Higuain is continuing where he left off in Madrid, regularly pulling out wide instead of leading the line centrally, learning to play further away from goal when Ronaldo drifted into the middle. He has been heavily involved in the team’s build-up play and become essential to their new style this term. Napoli were famous for living on the counter attack under Mazzarri, but Benitez has demanded they keep the ball more. Their average possession has subsequently risen from 54.2% last term to 55.1% this season.
While there's been only a slight increase in their pass completion rate (84.1% compared to 83.4% in 2012/13), their volume of passes has risen significantly. Napoli average 536 completed passes per game in the current campaign, markedly more than the 468 last season. Higuain has played his part perfectly.
Another key man has been midfielder Gökhan Inler, a player who embodies Benitez's changes perhaps more than any other. Of that 68 pass-per-game increase, the Swiss alone is responsible for almost 15, jumping from 51.7 to 66.6, which sees him ranked sixth among all players in Serie A. His abilities were in full display in September’s win over Atalanta earlier this season, as he completed 103 of 106 attempts in a performance that ranks alongside the top midfielders on the continent. Inler’s compatriots Blerim Dzemaili and Valon Behrami have been useful alongside him, but Napoli took another leap in quality this week by adding Hellas Verona’s Jorginho.
The Brazilian has been a revelation this term, attracting attention from major clubs everywhere, but Napoli moved quickly to secure a player with seven goals and three assists in his first 18 games. Just 22 years old, he helped the Gialloblu earn promotion to Serie A and will hope to make a similar impact under the tutelage of Benitez. He has completed 63.3 passes per game with 86.1% success, making him seem like a perfect fit for the coach, Inler and Napoli.

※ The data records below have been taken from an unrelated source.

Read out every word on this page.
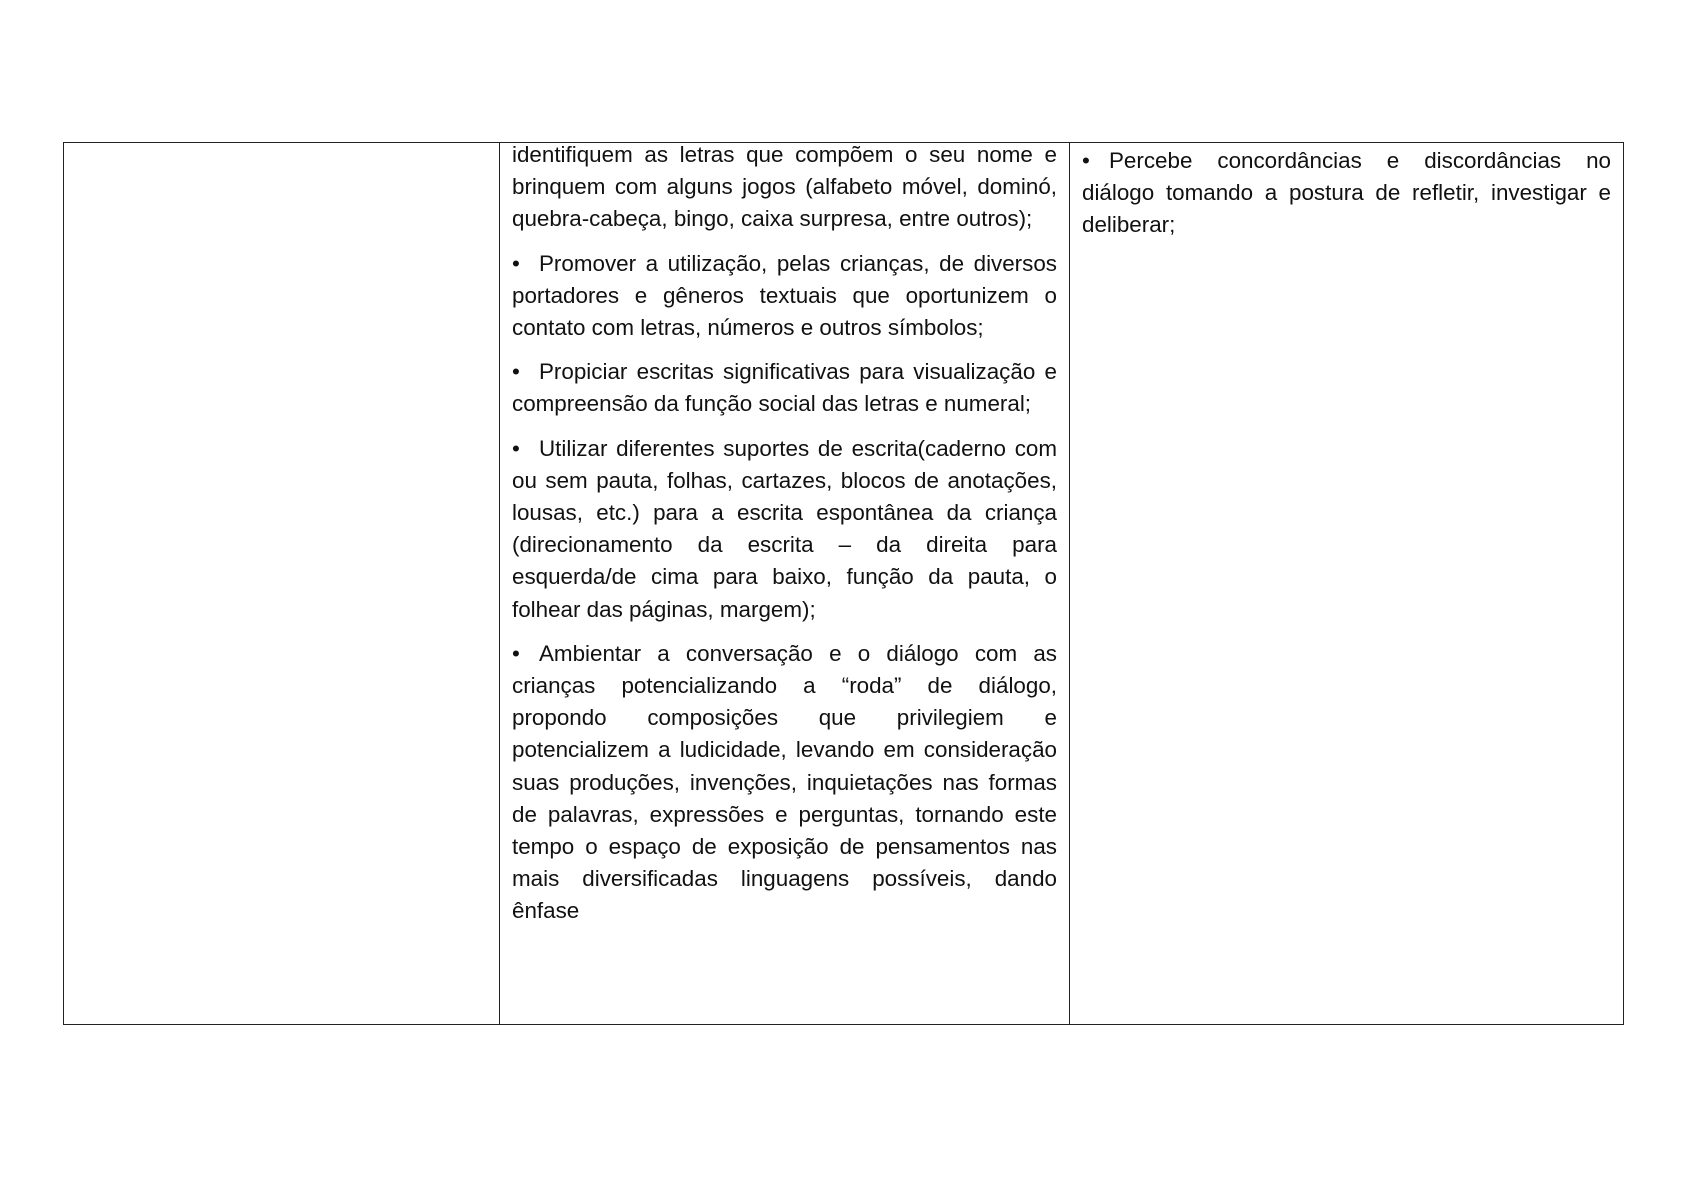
identifiquem as letras que compõem o seu nome e brinquem com alguns jogos (alfabeto móvel, dominó, quebra-cabeça, bingo, caixa surpresa, entre outros);

• Promover a utilização, pelas crianças, de diversos portadores e gêneros textuais que oportunizem o contato com letras, números e outros símbolos;

• Propiciar escritas significativas para visualização e compreensão da função social das letras e numeral;

• Utilizar diferentes suportes de escrita(caderno com ou sem pauta, folhas, cartazes, blocos de anotações, lousas, etc.) para a escrita espontânea da criança (direcionamento da escrita – da direita para esquerda/de cima para baixo, função da pauta, o folhear das páginas, margem);

• Ambientar a conversação e o diálogo com as crianças potencializando a “roda” de diálogo, propondo composições que privilegiem e potencializem a ludicidade, levando em consideração suas produções, invenções, inquietações nas formas de palavras, expressões e perguntas, tornando este tempo o espaço de exposição de pensamentos nas mais diversificadas linguagens possíveis, dando ênfase

• Percebe concordâncias e discordâncias no diálogo tomando a postura de refletir, investigar e deliberar;
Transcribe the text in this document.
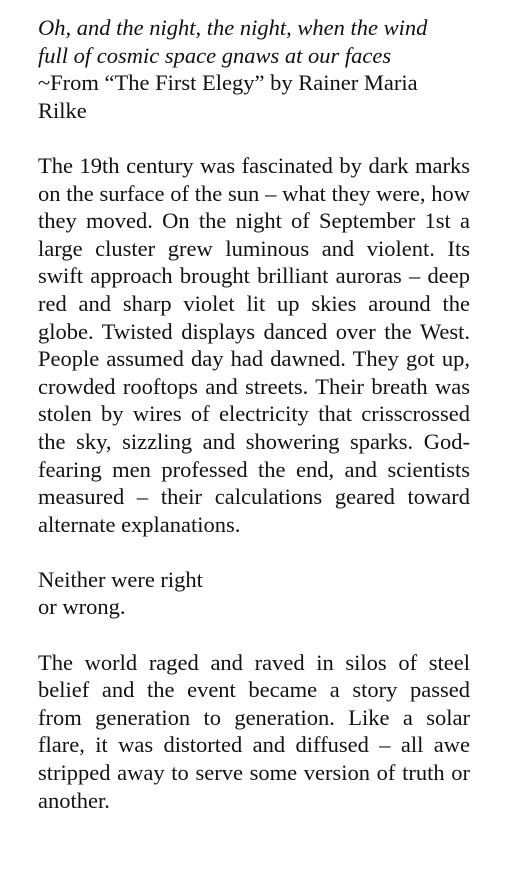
Oh, and the night, the night, when the wind
full of cosmic space gnaws at our faces
~From “The First Elegy” by Rainer Maria Rilke

The 19th century was fascinated by dark marks on the surface of the sun – what they were, how they moved. On the night of September 1st a large cluster grew luminous and violent. Its swift approach brought brilliant auroras – deep red and sharp violet lit up skies around the globe. Twisted displays danced over the West. People assumed day had dawned. They got up, crowded rooftops and streets. Their breath was stolen by wires of electricity that crisscrossed the sky, sizzling and showering sparks. God-fearing men professed the end, and scientists measured – their calculations geared toward alternate explanations.

Neither were right
or wrong.

The world raged and raved in silos of steel belief and the event became a story passed from generation to generation. Like a solar flare, it was distorted and diffused – all awe stripped away to serve some version of truth or another.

“We are still missing something,” Benitez told reporters after their most recent game against Bologna, who snatched a late equaliser. A defensive addition alongside Albiol is essential. But if they can hold on to third place and secure Champions League football once again, the presence of a coach with true pedigree together with players like Higuain and Callejón make Napoli a tempting destination once again.